Good! I'm relieved. I'm not sure everyone is as capable as you, Sav, in terms of their reading ability.

Sarcastic clapping will earn you a playful clip round the ear, or possibly a slap from your climbing partner.

If you use other words to demand slack, particularly if they are filthy, irritable and impatient, you will need to pay out, preferably in the form of cake, or you may find your climbing partners unwilling to climb again.

Hope that's clearer than mud now.

8
In reply to C Witter:

> Good! I'm relieved. I'm not sure everyone is as capable as you, Sav, in terms of their reading ability.

Thank you. 

> Sarcastic clapping will earn you a playful clip round the ear, or possibly a slap from your climbing partner.

Now I get it.

> If you use other words to demand slack, particularly if they are filthy, irritable and impatient, you will need to pay out, preferably in the form of cake, or you may find your climbing partners unwilling to climb again.

Are the words or the climbing partners filthy, irritable and impatient? 

> Hope that's clearer than mud now.

Post edited at 19:14
In reply to Andy Hardy:

Hi Andy.

Happy New Year 

This holds true for CWI but for CWDI the trainee needs to demonstrate communication.

Sav

2
 Andy Hardy 01 Jan 2024
In reply to Mountain Spirit:

Happy new year to you too.

I never realised there was any requirement for a specific call, and tbh, I'm a bit surprised. Walls can be noisy places, what happens if you hear "slack" a moment before your leader slips? 

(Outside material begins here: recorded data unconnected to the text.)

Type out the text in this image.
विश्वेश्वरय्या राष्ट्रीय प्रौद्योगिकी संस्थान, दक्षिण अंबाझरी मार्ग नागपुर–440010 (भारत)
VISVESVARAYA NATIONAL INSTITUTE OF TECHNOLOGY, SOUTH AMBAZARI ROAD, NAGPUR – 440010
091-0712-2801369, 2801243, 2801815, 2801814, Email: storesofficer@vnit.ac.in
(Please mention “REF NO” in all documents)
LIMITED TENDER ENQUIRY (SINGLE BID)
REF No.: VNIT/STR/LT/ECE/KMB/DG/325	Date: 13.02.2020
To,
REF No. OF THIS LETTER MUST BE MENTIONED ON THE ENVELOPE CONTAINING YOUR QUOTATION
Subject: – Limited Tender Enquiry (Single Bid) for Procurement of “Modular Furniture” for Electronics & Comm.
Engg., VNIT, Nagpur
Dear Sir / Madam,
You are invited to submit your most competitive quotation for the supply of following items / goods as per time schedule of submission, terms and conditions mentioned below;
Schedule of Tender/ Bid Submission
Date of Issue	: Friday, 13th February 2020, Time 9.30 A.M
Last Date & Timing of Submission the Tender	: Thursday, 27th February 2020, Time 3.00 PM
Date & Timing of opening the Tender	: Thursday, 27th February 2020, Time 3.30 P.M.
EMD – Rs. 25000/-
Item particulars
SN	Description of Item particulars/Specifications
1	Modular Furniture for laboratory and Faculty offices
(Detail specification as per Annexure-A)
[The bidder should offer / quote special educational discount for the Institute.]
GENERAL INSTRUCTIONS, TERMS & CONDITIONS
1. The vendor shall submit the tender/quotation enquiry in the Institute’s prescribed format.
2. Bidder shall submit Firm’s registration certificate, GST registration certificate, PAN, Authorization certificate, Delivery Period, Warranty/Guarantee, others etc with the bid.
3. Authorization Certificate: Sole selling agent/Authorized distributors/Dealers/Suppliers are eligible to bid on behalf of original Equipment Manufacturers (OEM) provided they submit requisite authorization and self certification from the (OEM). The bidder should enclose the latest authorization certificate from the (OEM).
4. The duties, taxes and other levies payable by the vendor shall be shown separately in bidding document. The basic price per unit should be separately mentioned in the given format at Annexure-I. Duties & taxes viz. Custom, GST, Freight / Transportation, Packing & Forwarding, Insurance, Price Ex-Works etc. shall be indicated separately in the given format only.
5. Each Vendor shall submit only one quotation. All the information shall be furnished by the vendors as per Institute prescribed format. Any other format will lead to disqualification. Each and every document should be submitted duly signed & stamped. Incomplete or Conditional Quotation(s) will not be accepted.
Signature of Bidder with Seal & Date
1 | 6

I suppose you could arrange a signal - maybe arm out backwards and down? But honestly, just pay attention, it's not that hard.

 jezb1 01 Jan 2024
In reply to Andy Hardy:

> I never realised there was any requirement for a specific call, and tbh, I'm a bit surprised. Walls can be noisy places, what happens if you hear "slack" a moment before your leader slips? 

There isn't a specified set of calls. The CWDI syllabus point states:
7.1.4. Effective communication between leader and belayer

Post edited at 20:09
In reply to jezb1:

Happy New Year 

> There isn't a specified set of calls. The CWDI syllabus point states:

When I lead belayed, I told the climber to say slack when he needed slack but in a video I heard clipping.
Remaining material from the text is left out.